I was interested to see Father Rutler, my favorite Papist, recommend a Ronald Knox book on our Lenten Lit symposium. (How come I wasn’t asked to contribute? Er, never mind.)

I only ever read one book by Knox, but I enjoyed it very much. You need a decent background in English history, though. From a Knox website:

“LET DONS DELIGHT (1939) is probably Msgr.Knox’s greatest literary achievement. It is satire but also history. In the words of Robert Speaight in his literary biography, Ronald Knox, the Writer, ‘Where the weapon of satire is exaggeration, the virtue of history is exactitude. This is the way dons talk; this is the way they have always talked; these are the subjects they discuss; these are the kinds of men they are.’ It is also Knox’s farewell to the Oxford he had known and loved.
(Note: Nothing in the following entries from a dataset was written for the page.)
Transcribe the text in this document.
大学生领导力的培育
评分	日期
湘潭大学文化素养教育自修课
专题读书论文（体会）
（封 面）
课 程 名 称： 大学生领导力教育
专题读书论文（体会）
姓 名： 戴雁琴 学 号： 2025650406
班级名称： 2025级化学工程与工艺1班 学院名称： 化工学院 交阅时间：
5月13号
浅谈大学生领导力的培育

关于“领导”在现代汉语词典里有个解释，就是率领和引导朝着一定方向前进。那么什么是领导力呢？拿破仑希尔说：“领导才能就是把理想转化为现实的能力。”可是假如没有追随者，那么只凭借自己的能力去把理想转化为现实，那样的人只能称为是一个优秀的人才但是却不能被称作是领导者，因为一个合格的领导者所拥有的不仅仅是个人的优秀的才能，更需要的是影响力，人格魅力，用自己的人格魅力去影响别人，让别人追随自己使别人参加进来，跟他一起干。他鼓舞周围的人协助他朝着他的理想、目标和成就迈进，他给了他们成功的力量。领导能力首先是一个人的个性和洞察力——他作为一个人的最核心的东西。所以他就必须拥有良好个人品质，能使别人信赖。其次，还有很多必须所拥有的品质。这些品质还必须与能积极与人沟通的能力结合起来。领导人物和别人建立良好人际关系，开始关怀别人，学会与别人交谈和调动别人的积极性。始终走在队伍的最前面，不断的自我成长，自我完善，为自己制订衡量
The title references a pious rhyme, taught to all English boys, beginning ‘Let dogs delight to bark and bite for God hath made them so’. The literary device he employs is nothing short of brilliant: the scene is an Oxford Common Room at 50 year intervals, beginning in 1588. The topics of discussion vary according to historical context, the zealous young dons become elderly Provosts asleep by the fire, and by 1938 the extrusion of theology from academia is fully accomplished.”